Department of Biology, University of Fribourg, Chemin du Musée 10, 1700 Fribourg, Switzerland.
Soft Matter. 2023 May 10;19(18):3377-3385. doi: 10.1039/d2sm01419j.
Surface pressure-area isotherms of lipid monolayers at the air-water interface provide essential information about the structure and mechanical behaviour of lipid membranes. These curves can be readily obtained through Langmuir trough measurements and, as such, have been collected for decades in the field of membrane biochemistry. However, it is still challenging to directly observe and understand nanoscopic features of monolayers through such experiments, and molecular dynamics (MD) simulations are generally used to provide a molecular view of such interfaces. In MD simulations, the surface pressure-area (-) isotherms are generally computed using the Kirkwood-Irving formula, that relies on the evaluation of the pressure tensor. This approach, however, has intrinsic limitations when the molecular area in the monolayer is low (typically < 60 Å per lipid). Recently, an alternative method to compute - isotherms of surfactants, based on the calculation of the three-dimensional osmotic pressure the implementation of semipermeable barriers was proposed. In this work, we investigate the feasibility of this approach for long-chain surfactants such as phospholipids. We identify some discrepancies between the computed values and experimental results, and we propose a semi-empirical correction based on the molecular structure of the surfactants at the monolayer interface. To validate the potential of this new approach, we simulate several phosphatidylcholine and phosphatidylethanolamine lipids at various temperatures using all-atom and coarse-grained force fields, and we compute the corresponding - isotherms.
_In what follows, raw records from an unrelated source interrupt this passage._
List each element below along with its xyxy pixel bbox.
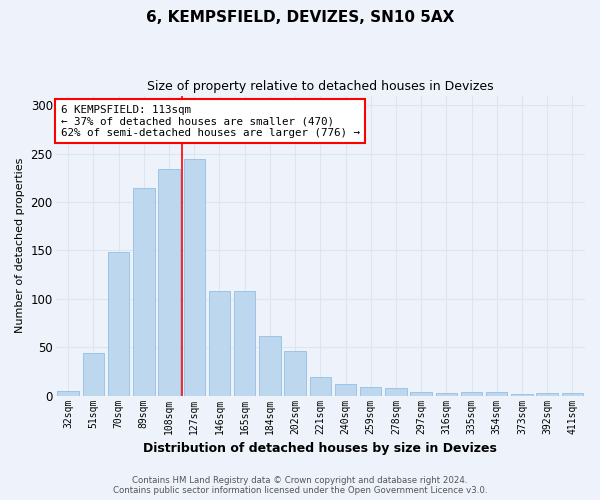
Bar — [536, 392, 558, 396]
Bar — [108, 252, 130, 396]
Text: 6, KEMPSFIELD, DEVIZES, SN10 5AX: 6, KEMPSFIELD, DEVIZES, SN10 5AX — [146, 10, 454, 25]
Bar — [58, 391, 79, 396]
Bar — [410, 392, 432, 396]
Bar — [158, 169, 180, 396]
Bar — [284, 351, 306, 396]
Y-axis label: Number of detached properties: Number of detached properties — [15, 158, 25, 334]
Bar — [436, 392, 457, 396]
Bar — [83, 353, 104, 396]
Text: Contains HM Land Registry data © Crown copyright and database right 2024.
Contai: Contains HM Land Registry data © Crown c… — [113, 476, 487, 495]
Bar — [310, 377, 331, 396]
Bar — [209, 291, 230, 396]
Bar — [486, 392, 508, 396]
Bar — [360, 387, 382, 396]
Bar — [133, 188, 155, 396]
Bar — [259, 336, 281, 396]
Bar — [335, 384, 356, 396]
Title: Size of property relative to detached houses in Devizes: Size of property relative to detached ho… — [147, 80, 494, 93]
Bar — [511, 394, 533, 396]
Bar — [385, 388, 407, 396]
Text: 6 KEMPSFIELD: 113sqm
← 37% of detached houses are smaller (470)
62% of semi-deta: 6 KEMPSFIELD: 113sqm ← 37% of detached h… — [61, 104, 360, 138]
Bar — [461, 392, 482, 396]
Bar — [562, 392, 583, 396]
Bar — [234, 291, 256, 396]
X-axis label: Distribution of detached houses by size in Devizes: Distribution of detached houses by size … — [143, 442, 497, 455]
Bar — [184, 160, 205, 396]
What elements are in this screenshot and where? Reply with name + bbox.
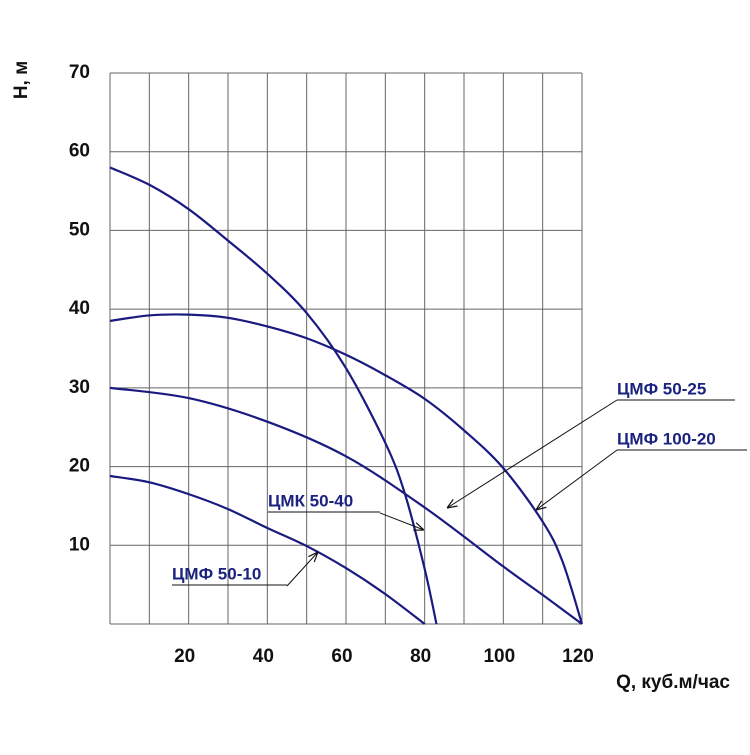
y-axis-label: Н, м	[11, 61, 32, 99]
y-tick-label: 40	[69, 298, 90, 319]
x-tick-label: 60	[331, 646, 352, 667]
curve-label: ЦМК 50-40	[268, 491, 353, 510]
y-tick-label: 70	[69, 62, 90, 83]
x-tick-label: 100	[483, 646, 515, 667]
x-tick-label: 120	[562, 646, 594, 667]
x-axis-label: Q, куб.м/час	[616, 672, 730, 693]
y-tick-label: 50	[69, 219, 90, 240]
label-arrow	[536, 449, 618, 510]
label-arrow	[379, 512, 424, 530]
x-tick-label: 20	[174, 646, 195, 667]
curve	[109, 313, 584, 625]
y-tick-label: 30	[69, 377, 90, 398]
curve	[109, 474, 426, 625]
y-tick-label: 20	[69, 456, 90, 477]
y-tick-label: 60	[69, 141, 90, 162]
curve-label: ЦМФ 50-25	[617, 379, 706, 398]
curve	[109, 166, 438, 625]
x-tick-label: 80	[410, 646, 431, 667]
curve-label: ЦМФ 50-10	[172, 564, 261, 583]
x-tick-label: 40	[253, 646, 274, 667]
y-tick-label: 10	[69, 534, 90, 555]
curve	[109, 386, 583, 625]
label-arrow	[447, 399, 618, 508]
curve-label: ЦМФ 100-20	[617, 429, 716, 448]
label-arrow	[286, 552, 318, 587]
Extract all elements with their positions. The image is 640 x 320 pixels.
Our results show that the - isotherms obtained using the new method are in very good agreement with experiments and far superior to the canonical pressure tensor-based method at low molecular areas. This corrected osmotic pressure method allows for accurate characterization of the molecular packing in monolayers in various physical phases.
脂质单层在气-水界面的表面压力-面积等温线提供了关于脂质膜结构和力学行为的基本信息。这些曲线可以通过 Langmuir 槽测量很容易地获得,因此在膜生物化学领域已经收集了几十年。然而,通过这些实验直接观察和理解单层的纳米级特征仍然具有挑战性,通常使用分子动力学 (MD) 模拟来提供这种界面的分子视图。在 MD 模拟中,表面压力-面积 (-) 等温线通常使用 Kirkwood-Irving 公式计算,该公式依赖于压力张量的评估。然而,当单层中的分子面积较低(通常每个脂质 < 60 Å)时,这种方法存在内在限制。最近,提出了一种基于计算三维渗透压的替代方法来计算表面活性剂的 - 等温线,该方法实现了半渗透屏障。在这项工作中,我们研究了这种方法对于长链表面活性剂(如磷脂)的可行性。我们发现计算值和实验结果之间存在一些差异,并提出了一种基于单层界面上表面活性剂分子结构的半经验修正。为了验证这种新方法的潜力,我们使用全原子和粗粒力场模拟了几种磷脂酰胆碱和磷脂酰乙醇胺脂质在不同温度下的情况,并计算了相应的 - 等温线。我们的结果表明,使用新方法获得的 - 等温线与实验非常吻合,并且在低分子面积下远优于基于经典压力张量的方法。这种修正的渗透压方法允许在各种物理相中层中对分子堆积进行准确的特征描述。